His mother, Vicki Behenna, said she is hopeful, but cautious. She will testify before the Army clemency board on Thursday. The panel reduced Lt. Behenna's 20-year sentence by five years in January. Mrs. Behenna said there could be new members on the board, and she planned to educate them about her son in the hopes that this time around, they will release him from prison.

"It's important for the board to know that Michael is not a criminal, that he's not going to commit another crime and embarrass the army if they let him go," Mrs. Behenna said.

Mrs. Behenna, who is also an assistant U.S. Attorney, said she will focus her testimony before the board about the trauma of those 21 days between the time an improvised explosive device (IED) killed two soldiers under Lt. Behenna's command, to the day he shot and killed a known al-Qaida detainee believed to be connected to the attack.

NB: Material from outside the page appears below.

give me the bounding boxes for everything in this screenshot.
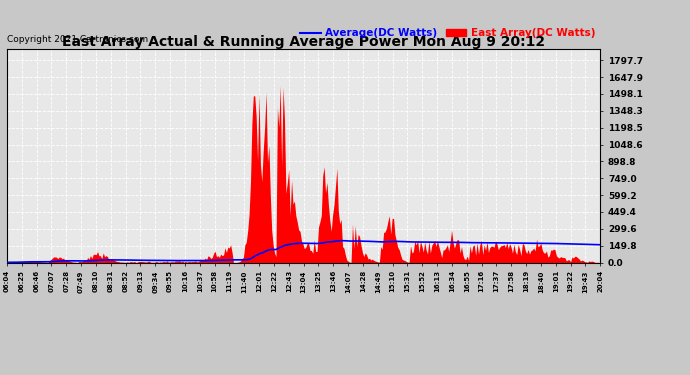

The Army court convicted Lt. Behenna of murder. He said he acted in self defense and the prosecution withheld an expert witness that could have cleared him of the murder charge.

Mrs. Behenna said her son is encouraged that the board will hear his case again.

"He's doing okay. Michael received letters from all over the country and those letters really encourage him to keep his head up, that they're proud of him, they call him a hero. And so I think that helps to set his frame of mind," Mrs. Behenna said.

The appeal to reverse will be heard December 9. Mrs. Behenna said she hopes at the very least, her son will be granted a new trial and a chance to clear his name.